L’epica ricostruzione della rivalità tra i due piloti di Formula Uno Niki Lauda e James Hunt durante l’infuocata stagione 1976 diventa il pretesto per un confronto universale sul filo che separa la passione e la morte.
Il regista Ron Howard, in coppia con lo sceneggiatore Peter Morgan firma questo film dai toni superbi, il più riuscito della nuova stagione cinematografica, riuscendo a ricostruire un’epoca e i suoi ritmi in maniera quasi maniacale, con una sintesi umana e sportiva che riesce a raggiungere anche chi non ama necessariamente il circo dei motori, o il cinema d’autore. Lo spettatore rimane estasiato perché si appassiona a queste due personalità opposte, il fin troppo scanzonato pilota britannico Hunt, istintivo e donnaiolo, in lotta con l’austriaco Lauda, talmente razionale da risultare cinico e poco simpatico, e poco gli importa se alcuni aspetti dei loro caratteri sono enfatizzati per ragioni narrative, in entrambi riesce a percepire le diverse ragioni per le quali stare al mondo e inseguire la morte a duecento chilometri all’ora.

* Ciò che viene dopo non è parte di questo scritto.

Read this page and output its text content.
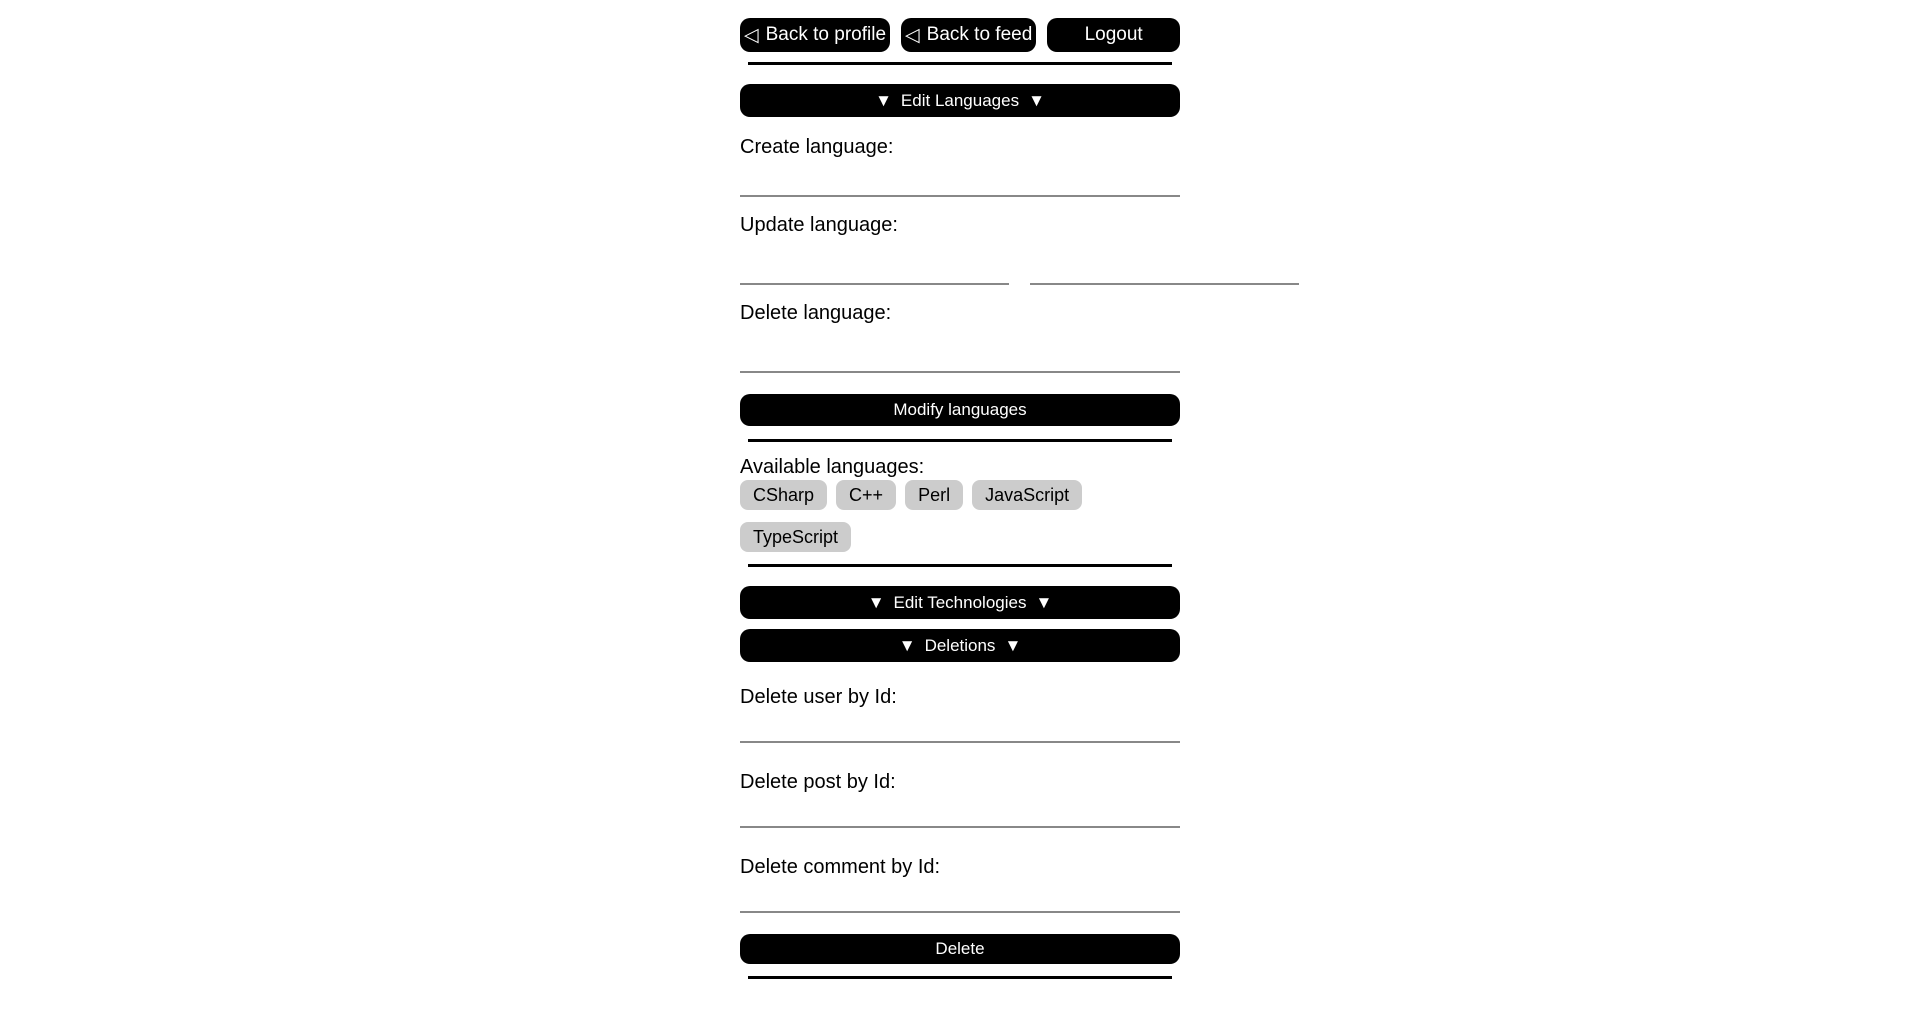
◁ Back to profile ◁ Back to feed	Logout
▼ Edit Languages ▼

Create language:

Update language:

Delete language:

Modify languages

Available languages:

CSharp	C++	Perl	JavaScript
TypeScript
▼ Edit Technologies ▼
▼ Deletions ▼

Delete user by Id:

Delete post by Id:

Delete comment by Id:

Delete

Le prestazioni attoriali dei due protagonisti non potrebbero essere migliori, sia Chris Hemsworth che Daniel Brühl ritraggono due persone vere che continuamente tentano di sorpassarsi ed affermarsi e lo fanno in maniera sofferta, non vi è nulla di superficiale nella parabola umana che ci viene narrata e sebbene la trama sia ben nota, è nella leggenda sportiva, Rush crea una tensione che ci accompagna ad ogni curva, ci vuol far provare quel brivido, l’ebbrezza che il titolo richiama.

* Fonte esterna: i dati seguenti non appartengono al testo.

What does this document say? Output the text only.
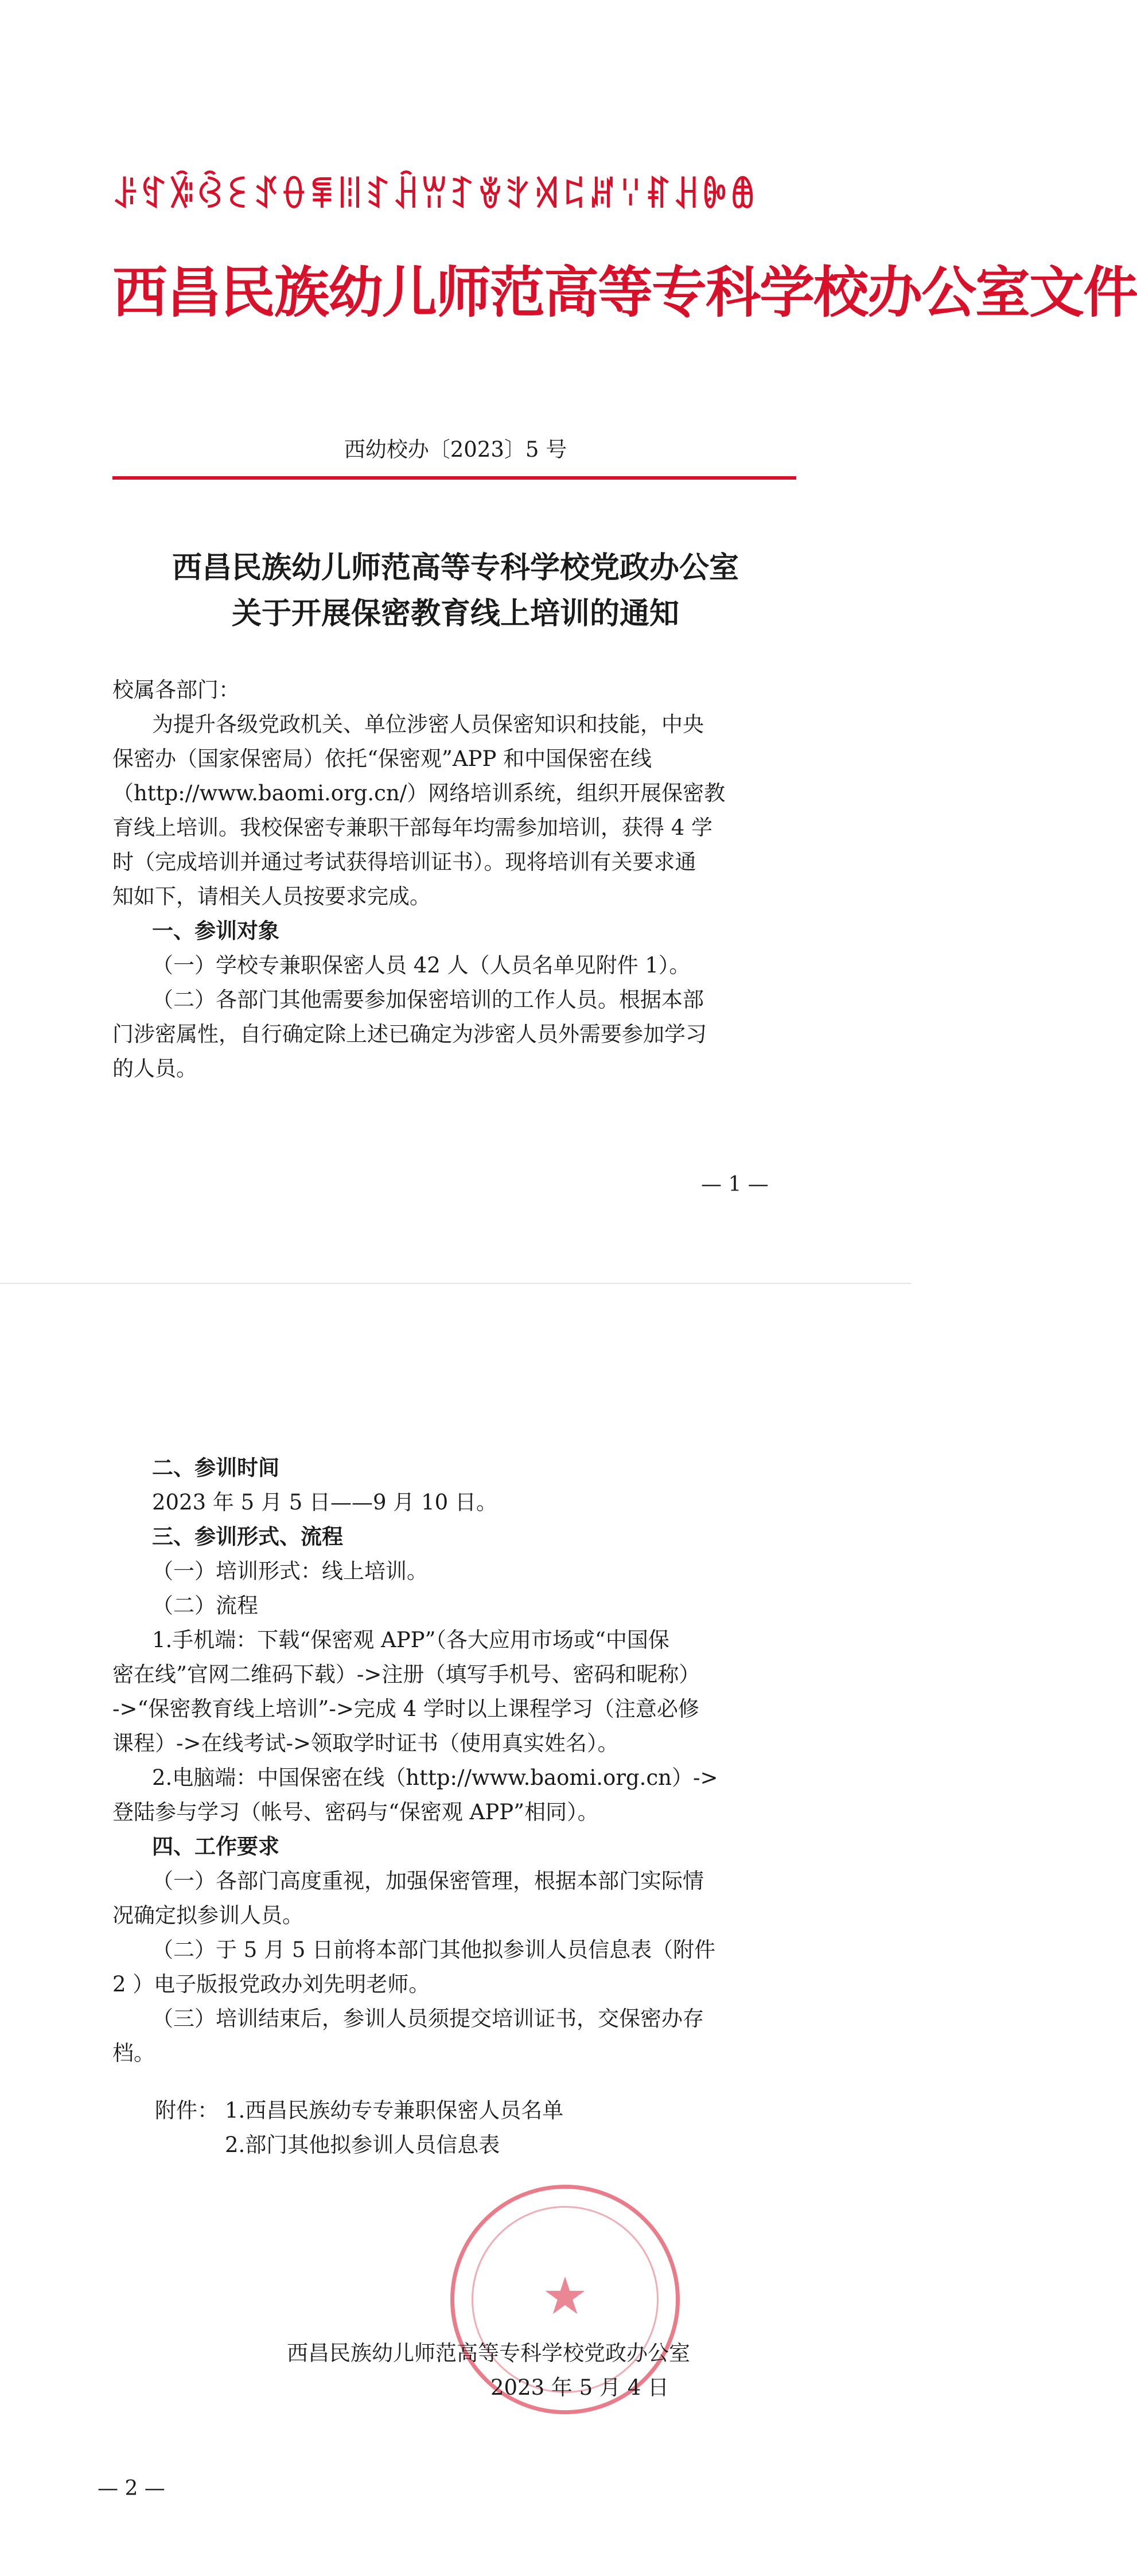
ꌠꉐꋙꃲꏂꀋꂷꁉꈨꆏꃄꀕꆈꎴꇬꄉꁊꏦꈌꐥꃅꐊꇊ
西昌民族幼儿师范高等专科学校办公室文件
西幼校办〔2023〕5 号
西昌民族幼儿师范高等专科学校党政办公室
关于开展保密教育线上培训的通知
校属各部门：
为提升各级党政机关、单位涉密人员保密知识和技能，中央
保密办（国家保密局）依托“保密观”APP 和中国保密在线
（http://www.baomi.org.cn/）网络培训系统，组织开展保密教
育线上培训。我校保密专兼职干部每年均需参加培训，获得 4 学
时（完成培训并通过考试获得培训证书）。现将培训有关要求通
知如下，请相关人员按要求完成。
一、参训对象
（一）学校专兼职保密人员 42 人（人员名单见附件 1）。
（二）各部门其他需要参加保密培训的工作人员。根据本部
门涉密属性，自行确定除上述已确定为涉密人员外需要参加学习
的人员。
— 1 —
二、参训时间
2023 年 5 月 5 日——9 月 10 日。
三、参训形式、流程
（一）培训形式：线上培训。
（二）流程
1.手机端：下载“保密观 APP”（各大应用市场或“中国保
密在线”官网二维码下载）->注册（填写手机号、密码和昵称）
->“保密教育线上培训”->完成 4 学时以上课程学习（注意必修
课程）->在线考试->领取学时证书（使用真实姓名）。
2.电脑端：中国保密在线（http://www.baomi.org.cn）->
登陆参与学习（帐号、密码与“保密观 APP”相同）。
四、工作要求
（一）各部门高度重视，加强保密管理，根据本部门实际情
况确定拟参训人员。
（二）于 5 月 5 日前将本部门其他拟参训人员信息表（附件
2 ）电子版报党政办刘先明老师。
（三）培训结束后，参训人员须提交培训证书，交保密办存
档。
附件： 1.西昌民族幼专专兼职保密人员名单
2.部门其他拟参训人员信息表
★
西昌民族幼儿师范高等专科学校党政办公室
2023 年 5 月 4 日
— 2 —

Ciò che valorizza il film è la minuziosa ricostruzione dei dettagli: l’atmosfera degli anni settanta, i colori vividi, le immagini televisive, naturalmente le auto e ogni minimo aspetto tecnico sono resi splendidamente, sembra di fare davvero un salto in quel tempo vicino che già sembra lontanissimo.

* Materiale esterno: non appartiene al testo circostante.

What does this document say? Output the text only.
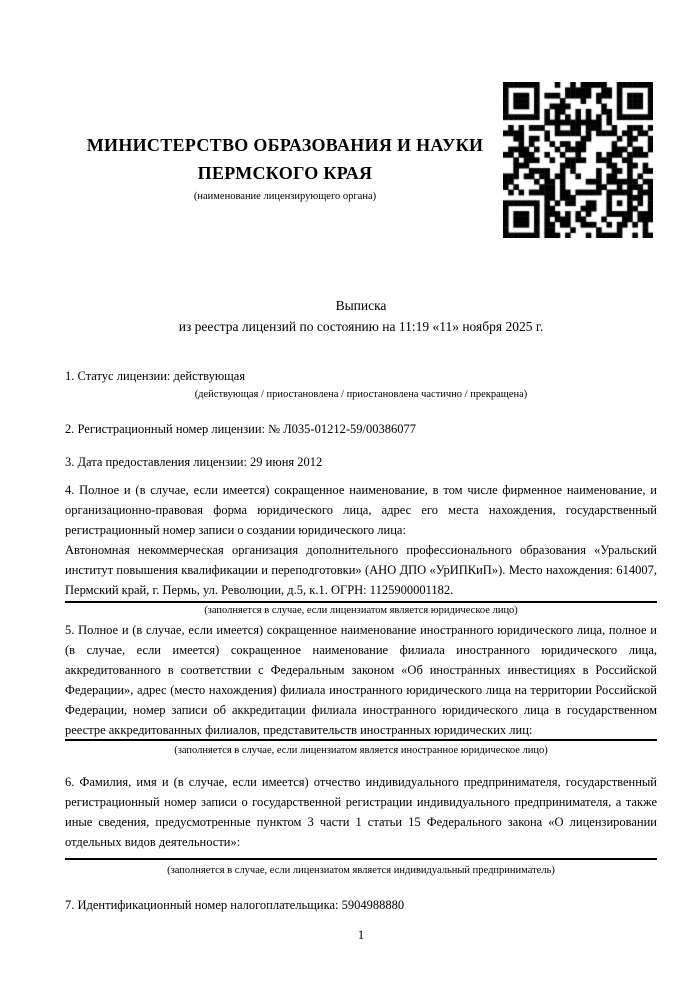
МИНИСТЕРСТВО ОБРАЗОВАНИЯ И НАУКИ
ПЕРМСКОГО КРАЯ
(наименование лицензирующего органа)
Выписка
из реестра лицензий по состоянию на 11:19 «11» ноября 2025 г.

1. Статус лицензии: действующая

(действующая / приостановлена / приостановлена частично / прекращена)

2. Регистрационный номер лицензии: № Л035-01212-59/00386077

3. Дата предоставления лицензии: 29 июня 2012

4. Полное и (в случае, если имеется) сокращенное наименование, в том числе фирменное наименование, и организационно-правовая форма юридического лица, адрес его места нахождения, государственный регистрационный номер записи о создании юридического лица:

Автономная некоммерческая организация дополнительного профессионального образования «Уральский институт повышения квалификации и переподготовки» (АНО ДПО «УрИПКиП»). Место нахождения: 614007, Пермский край, г. Пермь, ул. Революции, д.5, к.1. ОГРН: 1125900001182.

(заполняется в случае, если лицензиатом является юридическое лицо)

5. Полное и (в случае, если имеется) сокращенное наименование иностранного юридического лица, полное и (в случае, если имеется) сокращенное наименование филиала иностранного юридического лица, аккредитованного в соответствии с Федеральным законом «Об иностранных инвестициях в Российской Федерации», адрес (место нахождения) филиала иностранного юридического лица на территории Российской Федерации, номер записи об аккредитации филиала иностранного юридического лица в государственном реестре аккредитованных филиалов, представительств иностранных юридических лиц:

(заполняется в случае, если лицензиатом является иностранное юридическое лицо)

6. Фамилия, имя и (в случае, если имеется) отчество индивидуального предпринимателя, государственный регистрационный номер записи о государственной регистрации индивидуального предпринимателя, а также иные сведения, предусмотренные пунктом 3 части 1 статьи 15 Федерального закона «О лицензировании отдельных видов деятельности»:

(заполняется в случае, если лицензиатом является индивидуальный предприниматель)

7. Идентификационный номер налогоплательщика: 5904988880

1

Ci sarebbero tante altre parole enfatiche da spendere a proposito della colonna sonora rock che forma un connubio irresistibile con il rombo assordante dei motori, fino al finale che sa commuovere soltanto col racconto in prima persona, ma certe emozioni non sono facili da spiegare, come capire che in fondo anche due voci dissonanti sanno dar vita ad un solo grande racconto.